Tuesday, May 1, 2012

Editorial: Santa Monica College’s Two-Tier Tuition Plan

Price Gouging a Public Good: Santa Monica College’s Two-Tier Scandal


Santa Monica College’s contentious plan to charge $200 per unit for in-demand courses this summer has been cancelled, according to spokesperson Bruce Smith after much controversy in the media and a public relations debacle in which protesting students were pepper sprayed.
All California community colleges are expected to raise fees this summer from $36 to $46 a unit. The Trustees of Santa Monica College voted to offer unsubsidized course offerings in which all fees would be paid out of the students’ pockets.  These unsubsidized $200 a unit courses would be available for registration only after all the slots for $46 a unit courses have been filled to capacity.
          Thanks to the budget crisis and an increase of students and a decrease of course offerings, LACC students have had to commute to other colleges such as SMC in order to get the courses they need.
          Santa Monica College is known as a leader in preparing transfer-ready undergraduates to UCLA.  You can bet that the trustees of the Los Angeles Community College District were watching SMC closely to see if a similar plan could be implemented at City.
          The heart of the SMC controversy is whether education is a commodity or a public good.
The essential interaction of supply and demand would dominate if education were a commodity.  More demand leads to higher prices. 
Because of the high demand and lack of “supply,” there is some selective processing to select students deemed “fit” that will most likely stay and complete the finals with satisfactory grades.
Some might even believe that the raised fees at SMC are rather natural as laissez-faire.
The trustees at Santa Monica College who voted for the two-tier tuition plan were shocked—SHOCKED— at the national attention. SMC students like student government President Harrison Willis characterized it as an egregious exclusion of needy students.
After the SMC Trustees passed the two-tier plan, Jack Scott, Chancellor of the California Community Colleges, asked for Santa Monica College to wait until he received word from the state attorney general to advise on whether such a two-rate tuition would be legal.  The attorney general informed Scott that the SMC plan to offer the same courses at different tuition rates appeared to violate the state education code. 
The most interesting argument that the proponents bring up constantly is that a special scholarship $250,000 is to be established for the poor students who cannot afford those quadrupled inflated tuition rates.

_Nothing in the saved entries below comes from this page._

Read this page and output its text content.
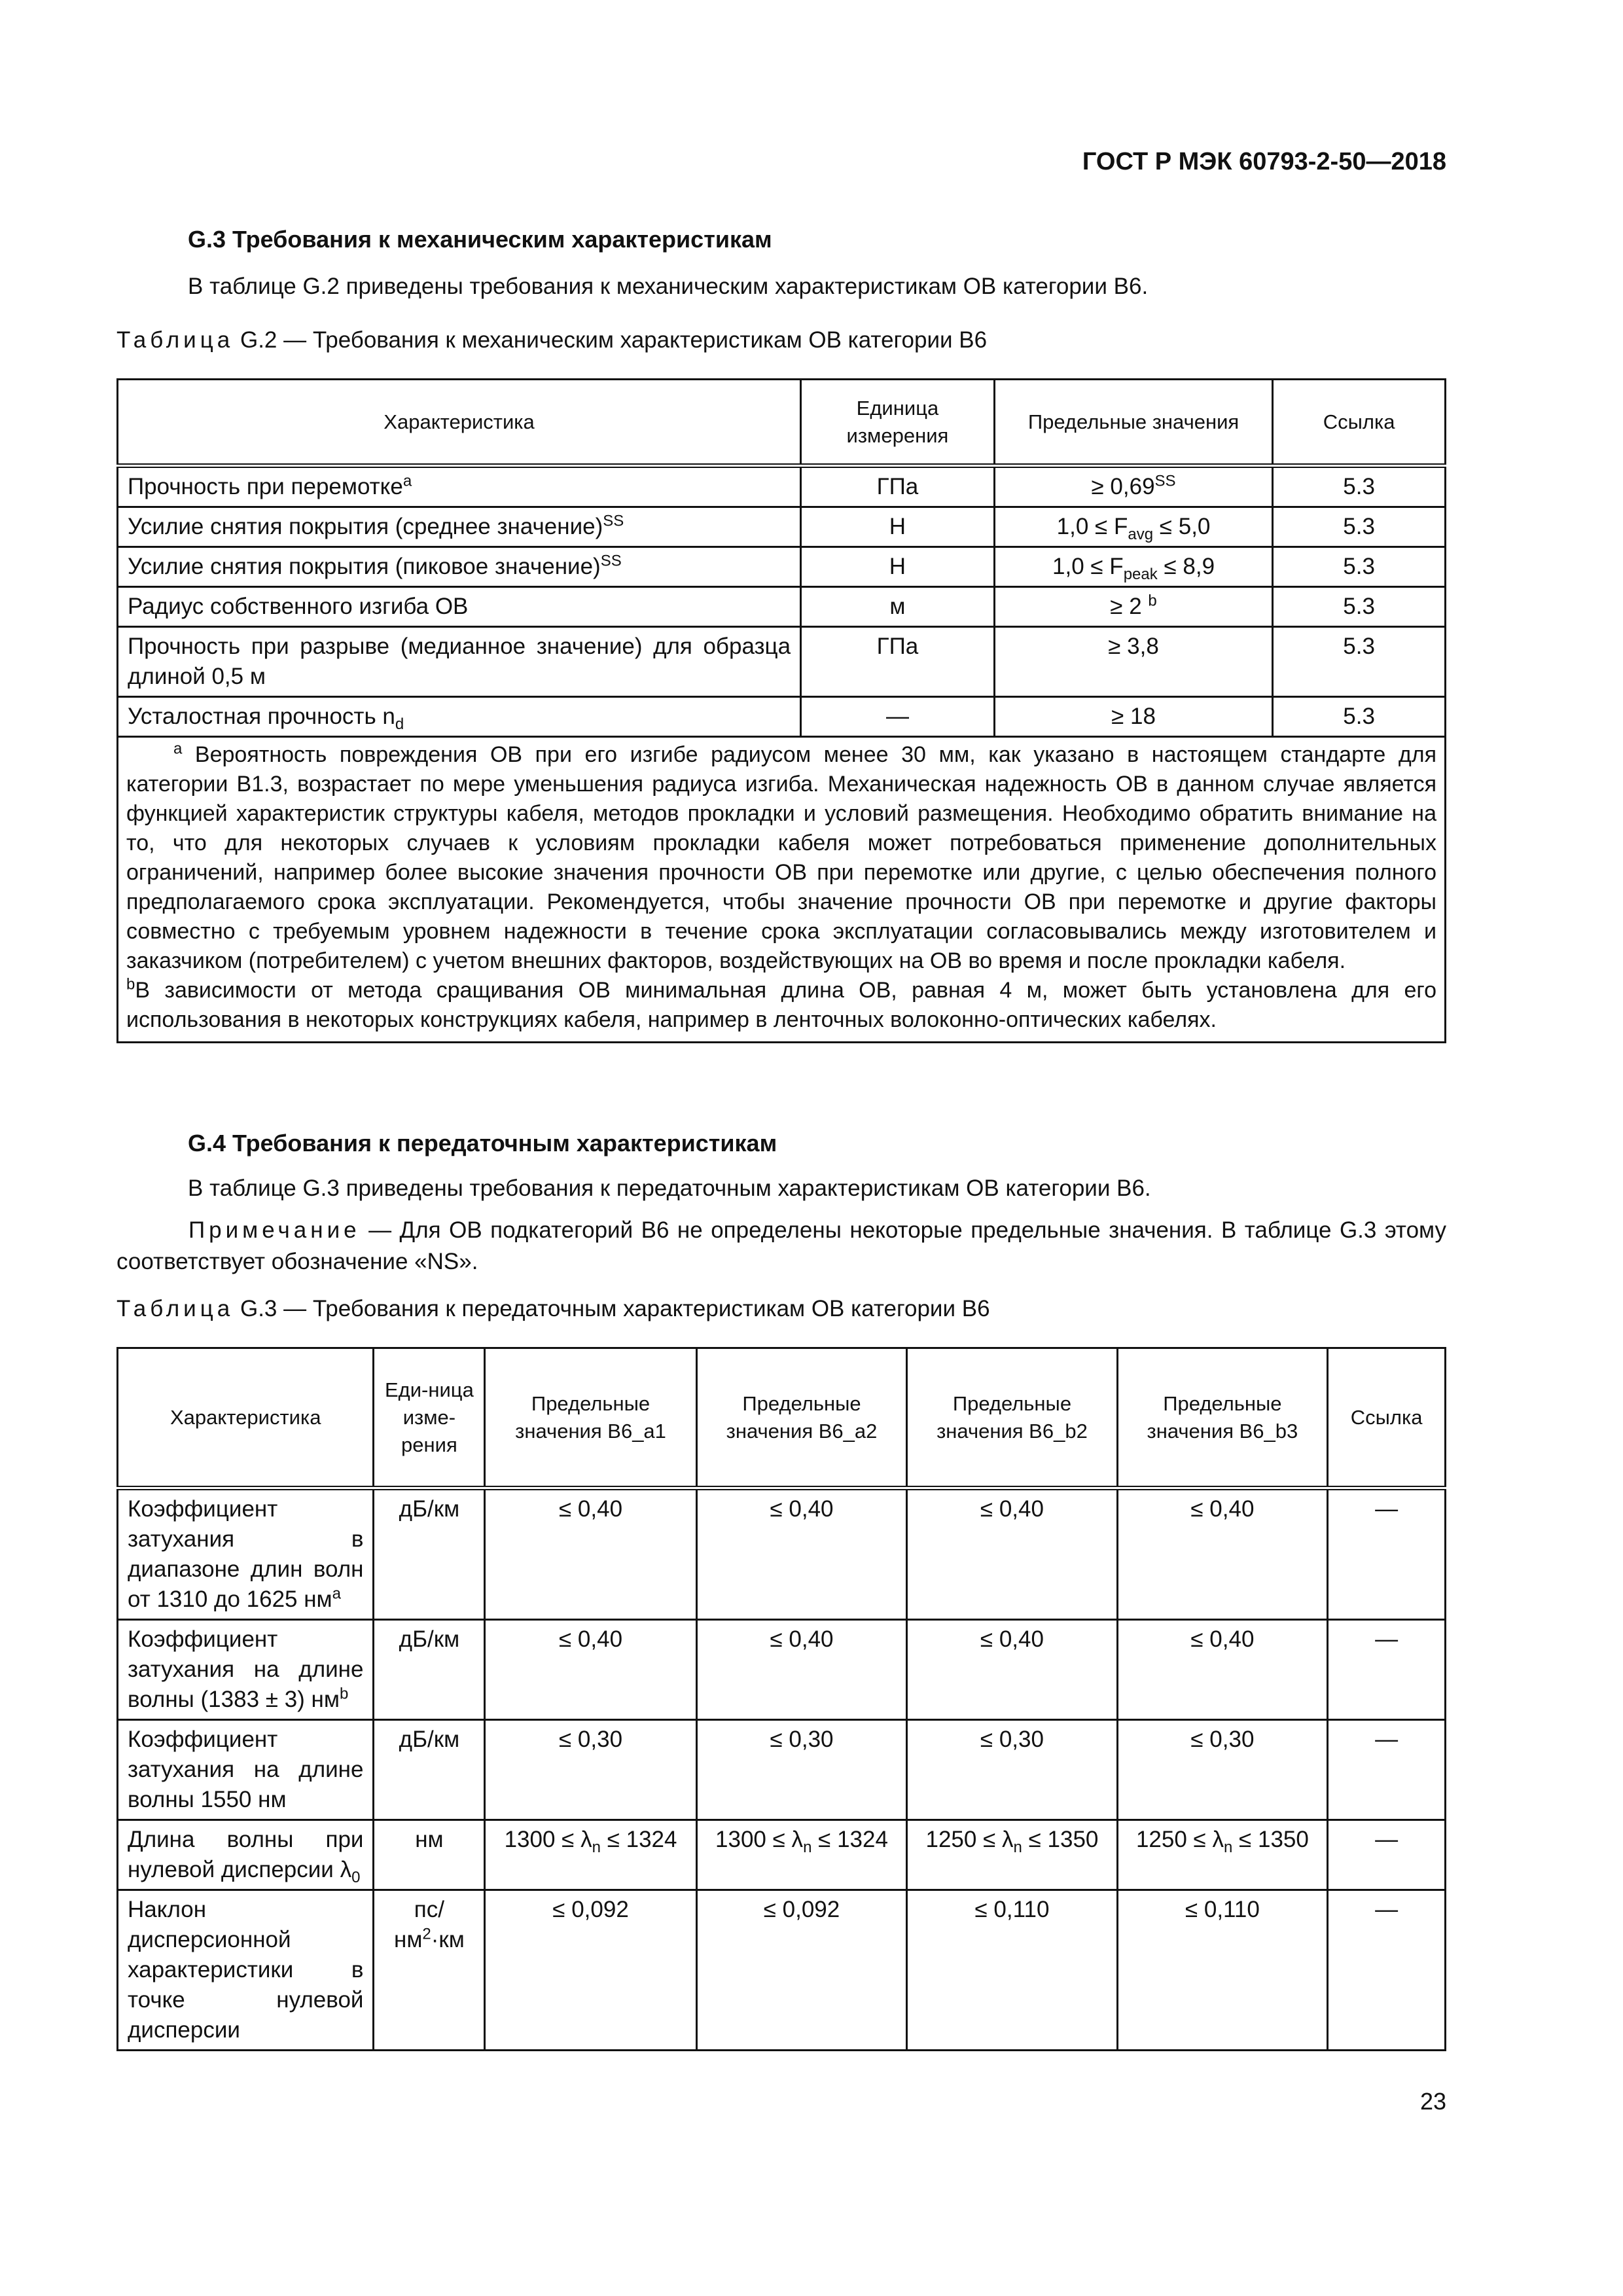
ГОСТ Р МЭК 60793-2-50—2018
G.3 Требования к механическим характеристикам
В таблице G.2 приведены требования к механическим характеристикам ОВ категории В6.
Таблица G.2 — Требования к механическим характеристикам ОВ категории В6
Характеристика	Единица измерения	Предельные значения	Ссылка
Прочность при перемотке$^a$	ГПа	≥ $0,69^{SS}$	5.3
Усилие снятия покрытия (среднее значение)$^{SS}$	Н	$1,0 \le F_{avg} \le 5,0$	5.3
Усилие снятия покрытия (пиковое значение)$^{SS}$	Н	$1,0 \le F_{peak} \le 8,9$	5.3
Радиус собственного изгиба ОВ	м	≥ 2 $^b$	5.3
Прочность при разрыве (медианное значение) для образца длиной 0,5 м	ГПа	≥ 3,8	5.3
Усталостная прочность $n_d$	—	≥ 18	5.3

$^a$ Вероятность повреждения ОВ при его изгибе радиусом менее 30 мм, как указано в настоящем стандарте для категории В1.3, возрастает по мере уменьшения радиуса изгиба. Механическая надежность ОВ в данном случае является функцией характеристик структуры кабеля, методов прокладки и условий размещения. Необходимо обратить внимание на то, что для некоторых случаев к условиям прокладки кабеля может потребоваться применение дополнительных ограничений, например более высокие значения прочности ОВ при перемотке или другие, с целью обеспечения полного предполагаемого срока эксплуатации. Рекомендуется, чтобы значение прочности ОВ при перемотке и другие факторы совместно с требуемым уровнем надежности в течение срока эксплуатации согласовывались между изготовителем и заказчиком (потребителем) с учетом внешних факторов, воздействующих на ОВ во время и после прокладки кабеля.

$^b$В зависимости от метода сращивания ОВ минимальная длина ОВ, равная 4 м, может быть установлена для его использования в некоторых конструкциях кабеля, например в ленточных волоконно-оптических кабелях.			

G.4 Требования к передаточным характеристикам
В таблице G.3 приведены требования к передаточным характеристикам ОВ категории В6.
Примечание — Для ОВ подкатегорий В6 не определены некоторые предельные значения. В таблице G.3 этому соответствует обозначение «NS».
Таблица G.3 — Требования к передаточным характеристикам ОВ категории В6
Характеристика	Еди-ница изме-рения	Предельные значения В6_a1	Предельные значения В6_a2	Предельные значения В6_b2	Предельные значения В6_b3	Ссылка
Коэффициент затухания в диапазоне длин волн от 1310 до 1625 $нм^a$	дБ/км	≤ 0,40	≤ 0,40	≤ 0,40	≤ 0,40	—
Коэффициент затухания на длине волны (1383 ± 3) $нм^b$	дБ/км	≤ 0,40	≤ 0,40	≤ 0,40	≤ 0,40	—
Коэффициент затухания на длине волны 1550 нм	дБ/км	≤ 0,30	≤ 0,30	≤ 0,30	≤ 0,30	—
Длина волны при нулевой дисперсии $\lambda_0$	нм	$1300 \le \lambda_n \le 1324$	$1300 \le \lambda_n \le 1324$	$1250 \le \lambda_n \le 1350$	$1250 \le \lambda_n \le 1350$	—
Наклон дисперсионной характеристики в точке нулевой дисперсии	пс/ $нм^2\cdot км$	≤ 0,092	≤ 0,092	≤ 0,110	≤ 0,110	—
23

Just as the price of gas goes up and up and up, education, when viewed as a high demand commodity, has a soaring price driven by high demand and strained supply.
“People know a good deal when they see it,” Santa Monica College faculty member Martin Goldstein wrote for the Los Angeles Times Blowback, which skillfully appropriated a modified  “opportunity deferred, dream denied” argument.

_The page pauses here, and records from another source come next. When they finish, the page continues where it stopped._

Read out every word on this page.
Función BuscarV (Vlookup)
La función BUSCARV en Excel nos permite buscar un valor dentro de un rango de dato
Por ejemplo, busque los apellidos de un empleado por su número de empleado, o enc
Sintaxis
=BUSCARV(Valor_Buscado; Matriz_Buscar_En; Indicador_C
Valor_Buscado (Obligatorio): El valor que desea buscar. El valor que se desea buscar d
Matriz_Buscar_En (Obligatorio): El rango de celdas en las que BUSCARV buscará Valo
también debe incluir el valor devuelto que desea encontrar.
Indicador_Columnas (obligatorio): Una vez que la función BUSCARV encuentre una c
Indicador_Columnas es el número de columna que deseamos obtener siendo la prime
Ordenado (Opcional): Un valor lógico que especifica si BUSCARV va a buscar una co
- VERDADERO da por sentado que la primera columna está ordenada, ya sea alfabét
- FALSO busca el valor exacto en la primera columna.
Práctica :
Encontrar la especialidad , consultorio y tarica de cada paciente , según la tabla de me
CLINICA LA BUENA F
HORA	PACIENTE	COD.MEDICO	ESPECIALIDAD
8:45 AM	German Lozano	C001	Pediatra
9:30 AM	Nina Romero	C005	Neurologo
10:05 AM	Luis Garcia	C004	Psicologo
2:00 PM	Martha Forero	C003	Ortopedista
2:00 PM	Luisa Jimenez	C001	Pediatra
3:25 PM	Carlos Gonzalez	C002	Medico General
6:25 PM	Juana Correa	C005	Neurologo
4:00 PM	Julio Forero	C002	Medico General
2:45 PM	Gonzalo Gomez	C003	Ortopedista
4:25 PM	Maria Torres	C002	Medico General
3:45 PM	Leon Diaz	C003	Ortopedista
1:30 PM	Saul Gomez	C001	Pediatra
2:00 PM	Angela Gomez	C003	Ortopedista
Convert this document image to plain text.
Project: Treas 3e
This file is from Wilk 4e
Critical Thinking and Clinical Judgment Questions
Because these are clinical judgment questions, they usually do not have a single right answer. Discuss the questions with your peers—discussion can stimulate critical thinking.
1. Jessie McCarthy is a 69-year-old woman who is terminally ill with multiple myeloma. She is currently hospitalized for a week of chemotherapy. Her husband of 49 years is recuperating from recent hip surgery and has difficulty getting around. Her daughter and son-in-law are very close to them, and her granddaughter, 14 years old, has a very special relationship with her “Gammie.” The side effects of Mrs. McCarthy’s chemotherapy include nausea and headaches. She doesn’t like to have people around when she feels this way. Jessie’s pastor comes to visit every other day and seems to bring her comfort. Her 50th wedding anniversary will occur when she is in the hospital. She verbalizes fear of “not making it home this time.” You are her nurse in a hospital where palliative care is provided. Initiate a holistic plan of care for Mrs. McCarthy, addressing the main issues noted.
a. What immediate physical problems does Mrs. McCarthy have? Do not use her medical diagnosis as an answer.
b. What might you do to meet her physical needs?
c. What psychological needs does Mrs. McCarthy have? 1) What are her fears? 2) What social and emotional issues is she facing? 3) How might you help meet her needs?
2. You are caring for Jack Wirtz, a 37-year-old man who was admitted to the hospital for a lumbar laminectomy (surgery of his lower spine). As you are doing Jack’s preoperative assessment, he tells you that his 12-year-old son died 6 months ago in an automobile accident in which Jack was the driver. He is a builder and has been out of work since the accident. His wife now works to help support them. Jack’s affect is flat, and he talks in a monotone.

Goldstein concluded that the option of offering “good public education” courses albeit at a higher unsubsidized rate is preferable to not offering the courses at all, which he called “lost opportunity costs.” 
Is education, the essential catalyst to social mobility and the American Dream to get out of the nickel and dimed existence a public good or a high-priced commodity traded on Wall Street?

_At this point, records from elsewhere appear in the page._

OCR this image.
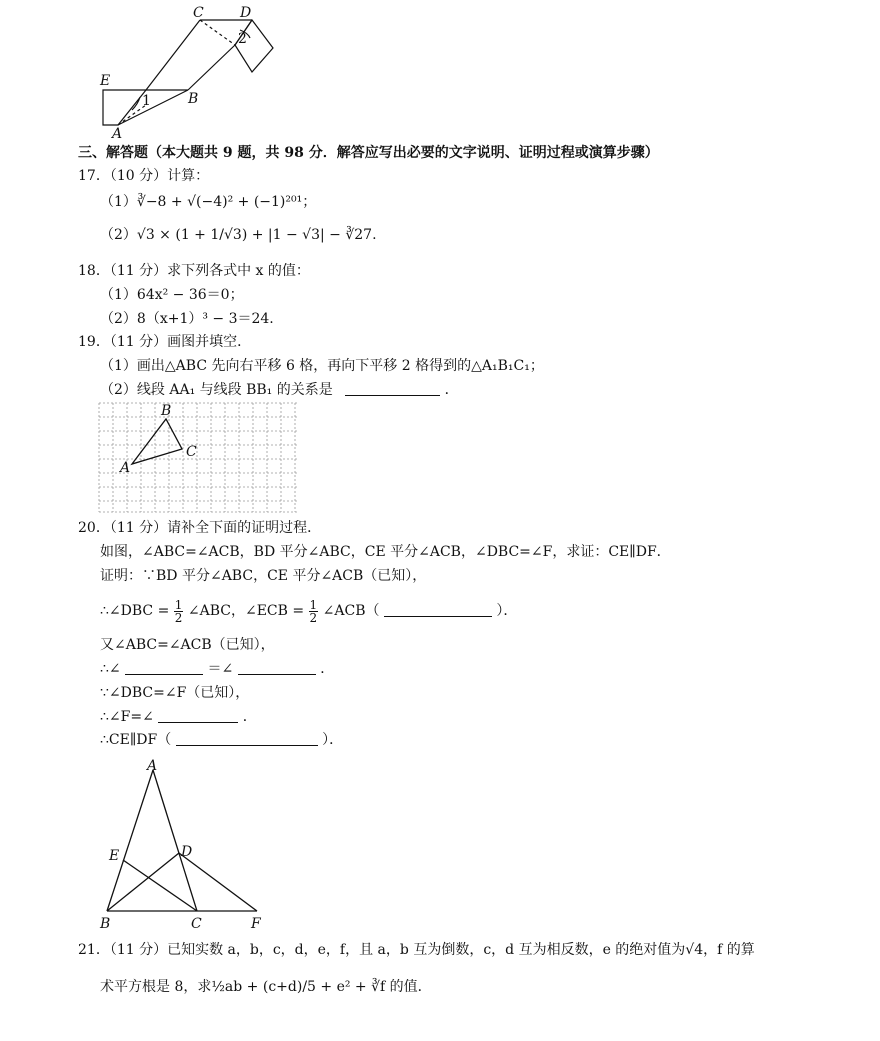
C	D
2
E
1	B
A
三、解答题（本大题共 9 题，共 98 分．解答应写出必要的文字说明、证明过程或演算步骤）
17．（10 分）计算：
（1）∛−8 + √(−4)² + (−1)²⁰¹；
（2）√3 × (1 + 1/√3) + |1 − √3| − ∛27.
18．（11 分）求下列各式中 x 的值：
（1）64x² − 36＝0；
（2）8（x+1）³ − 3＝24.
19．（11 分）画图并填空．
（1）画出△ABC 先向右平移 6 格，再向下平移 2 格得到的△A₁B₁C₁；
（2）线段 AA₁ 与线段 BB₁ 的关系是	．
B
C
A
20．（11 分）请补全下面的证明过程．
如图，∠ABC=∠ACB，BD 平分∠ABC，CE 平分∠ACB，∠DBC=∠F，求证：CE∥DF．
证明：∵BD 平分∠ABC，CE 平分∠ACB（已知），
∴∠DBC = $\frac{1}{2}$ ∠ABC，∠ECB = $\frac{1}{2}$ ∠ACB（	）．
又∠ABC=∠ACB（已知），
∴∠	＝∠	．
∵∠DBC=∠F（已知），
∴∠F=∠	．
∴CE∥DF（	）．
A
E	D
B	C	F
21．（11 分）已知实数 a，b，c，d，e，f，且 a，b 互为倒数，c，d 互为相反数，e 的绝对值为√4，f 的算
术平方根是 8，求½ab + (c+d)/5 + e² + ∛f 的值．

The two-tier plan was not new.  A nearly identical proposal sponsored by Santa Monica College to offer transferable courses at unsubsidized rates had been introduced last year as Assembly Bill 515.  It failed.
 Unlike Universities of California or the California State Universities, California community colleges have held a tradition of open access. That idealism is about to be challenged in the current economic climate one college at a time.